Przeważająca większość Polaków (91,5%) jest zdania, że powinny istnieć regulacje ograniczające wysokość opłat związanych z zaciągnięciem pożyczki. Stanowi to silne poparcie dla projektu ustawy o nadzorze nad rynkiem finansowym, proponowanego przez Ministerstwo Finansów, który właśnie trafił do procedowania w Sejmie. Należy również podkreślić, że większość ankietowanych (54,1%) akceptuje pobieranie przez instytucje finansowe opłat za nieterminową spłatę pożyczki.
Podczas debaty w trakcie konferencji dyrektor działu prawnego Federacji Konsumentów Izabela Dąbrowska-Antoniak mówiła, że najbardziej wartościową częścią rządowego projektu ustawy są zapisy wprowadzające limity kosztów pożyczki. W interesie konsumenta jest właśnie bowiem, by jego dług nie powiększał się w sposób niekontrolowany. Stwierdziła, że konsument jest słabszym uczestnikiem rynku pożyczkowego i wymaga zwiększonej ustawowej ochrony.
Zgadzał się z tym ekspert firmy doradczej PwC Mateusz Walewski, który argumentował jednocześnie, że proponowane przepisy wcale nie zlikwidują części tego rynku, a jedynie ograniczą zyskowność pożyczek na małe kwoty i krótki termin. Dodał jednak, ze takiego typu pożyczki już teraz są mało zyskowne i na przykład pożyczki „za zero" z założenia powinny przynosić stratę. Mateusz Walewski zwrócił uwagę, że w projekcie ustawy mającej uregulować rynek pożyczkowy brakuje dwóch rzeczy. Po pierwsze Rejestru Firm Pożyczkowych, który powinna prowadzić jakaś publiczna instytucja. Po drugie firmy pożyczkowe, podobnie jak banki, powinny mieć możliwość odliczania od kosztów uzyskania przychodu pożyczek niespłaconych, czyli tzw. złych długów. Zaznaczył, że takie przepisy istnieją w większości krajów europejskich, w których działa sektor pożyczkowy.

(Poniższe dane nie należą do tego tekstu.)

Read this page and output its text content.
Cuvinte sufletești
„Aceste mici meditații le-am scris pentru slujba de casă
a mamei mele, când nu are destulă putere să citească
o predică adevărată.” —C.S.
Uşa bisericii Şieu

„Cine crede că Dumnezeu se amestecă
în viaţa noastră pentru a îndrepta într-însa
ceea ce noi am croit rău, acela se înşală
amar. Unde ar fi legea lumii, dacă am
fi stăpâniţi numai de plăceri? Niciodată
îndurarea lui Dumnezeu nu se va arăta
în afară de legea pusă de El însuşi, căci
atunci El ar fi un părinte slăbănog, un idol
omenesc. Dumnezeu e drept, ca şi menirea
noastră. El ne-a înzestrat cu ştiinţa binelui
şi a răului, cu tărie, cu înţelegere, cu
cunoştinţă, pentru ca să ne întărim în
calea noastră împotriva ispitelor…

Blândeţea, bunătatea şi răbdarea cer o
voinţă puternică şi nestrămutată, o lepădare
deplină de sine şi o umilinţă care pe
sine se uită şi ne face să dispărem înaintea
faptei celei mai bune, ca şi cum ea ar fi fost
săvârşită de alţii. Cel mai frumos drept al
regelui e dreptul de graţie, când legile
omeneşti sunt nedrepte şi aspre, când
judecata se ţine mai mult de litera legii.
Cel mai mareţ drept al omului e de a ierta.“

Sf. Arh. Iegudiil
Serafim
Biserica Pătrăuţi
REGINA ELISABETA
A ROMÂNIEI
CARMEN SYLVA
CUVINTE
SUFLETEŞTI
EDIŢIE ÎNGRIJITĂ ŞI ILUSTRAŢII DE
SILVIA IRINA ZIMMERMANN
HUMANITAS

Z raportu Instytutu Badań Strukturalnych wynika też, że Polacy przeciętnie oceniają swoją wiedzę finansowa w kontekście bezpiecznego korzystania z pożyczek. Połowa uważa swoje kompetencje za dostateczne, a 1/3 za niewystarczające. Niezależnie od tego, bardzo niewielu spośród nich wyraziło zainteresowanie uczestnictwem w jakiejś formie kształcenia na ten temat. Zdaniem autorów raportu sugeruje to, że próba regulacji rynku pożyczek konsumenckich poprzez akcję edukacyjną mającą na celu zwiększenie świadomości Polaków odnośnie bezpiecznego zadłużania się, mogłaby okazać się nieskuteczna.